SARANSK, Russia (Reuters) - Saransk, the smallest of Russia’s World Cup venues, is adjusting to life without world-class football and the joie de vivre of enthusiastic foreign fans, after hosting its final game of the tournament. And for some, it’s all over too soon.

FILE PHOTO: Fans of Peru's soccer team walk outside the Mordovia Arena in Saransk, Russia June 15, 2018. REUTERS/Marcos Brindicci/File Photo

Located 650 km (400 miles) southeast of Moscow and with a population of just 300,000, Saransk was a surprise World Cup host choice because it lacked necessary infrastructure and its own soccer club was languishing in the lower reaches of the Russian soccer league.

After building a new 45,000 all-seater stadium, it hosted four group stage matches with the highlight a clash between Iran and Cristiano Ronaldo-led Portugal, which ended in a 1-1 draw.

The quiet city had never seen such an exuberant party, with tens of thousands of overseas fans wrapped in their national colors. But no playoff matches will be played there and the locals are settling back into normal life.


“I never expected to see such beautiful girls from Iran,” Andrei Kanaikin, 29, an computer specialist said about Iranian female fans, who are banned from attending matches back home.

“And they were wearing such short skirts, you wouldn’t believe they are from such a strict country!”

Kanaikin said he will miss the joyful foreign supporters and watch the games on large screens put up in fan zones.

“I don’t know what to do now, I’m thinking of flying abroad to watch Champions League matches now,” he said, looking tearful.

Slideshow ( 3 images )

Alexander Moskinsky, 56, a manager at a construction firm, said the World Cup put Saransk on the global map.

“No one knew about Saransk, even in Russia let alone across the world.
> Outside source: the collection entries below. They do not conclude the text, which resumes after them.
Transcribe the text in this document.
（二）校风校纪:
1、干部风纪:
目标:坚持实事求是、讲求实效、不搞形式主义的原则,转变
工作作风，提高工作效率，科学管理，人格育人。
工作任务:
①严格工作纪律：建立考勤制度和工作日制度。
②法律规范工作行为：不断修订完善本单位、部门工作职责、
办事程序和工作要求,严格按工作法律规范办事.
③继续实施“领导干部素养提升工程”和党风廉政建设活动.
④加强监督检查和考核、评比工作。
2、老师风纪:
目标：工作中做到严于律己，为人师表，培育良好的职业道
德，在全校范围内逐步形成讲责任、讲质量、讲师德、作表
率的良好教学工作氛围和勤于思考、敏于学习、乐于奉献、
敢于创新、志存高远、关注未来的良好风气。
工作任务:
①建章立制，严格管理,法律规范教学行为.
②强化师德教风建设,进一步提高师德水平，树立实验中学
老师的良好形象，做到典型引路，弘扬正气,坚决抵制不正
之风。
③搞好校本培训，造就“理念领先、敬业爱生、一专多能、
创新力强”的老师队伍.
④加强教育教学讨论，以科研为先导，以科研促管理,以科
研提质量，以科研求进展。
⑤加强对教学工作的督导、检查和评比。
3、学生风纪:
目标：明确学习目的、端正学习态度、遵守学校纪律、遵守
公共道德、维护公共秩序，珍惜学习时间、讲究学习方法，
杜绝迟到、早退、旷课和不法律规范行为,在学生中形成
Now everyone has heard about it,” he said.

He admitted that he was not a big soccer fan, but went to the match between Peru and Denmark.

“I didn’t care about football, all I watched were the fans, especially those from Peru in their unusual outfits.”

Mikhail Chikin, 53, a bank clerk, said it had been a “fairytale” experience.

“We will never see such games as Peru against Denmark,” he said. “It was a historic, large-scale event, but the city withstood it.”

Saransk is the capital of the Russian republic of Mordovia, a predominately agricultural region, and does not benefit from the petrodollars showered on oil-producing regions. The World Cup was therefore a welcome boost to the economy.

“With each year of preparations for the World Cup, Saransk improved more and more. For us, the World Cup is everything, the economy and a better quality of life for people,” Mordovia Governor Vladimir Volkov told Reuters before the last game the city hosted, between Panama and Tunisia, on Thursday.

“I already feel a little twinge of sadness. Everything is bubbling here, but silence will fall in the morning suddenly and it will be unusual,” he said, while walking around food stalls in a city square.

“Great sadness will fall upon us, but we have to get back to work, we will have our own “World Cup”, which is the harvest, it is very important for us.”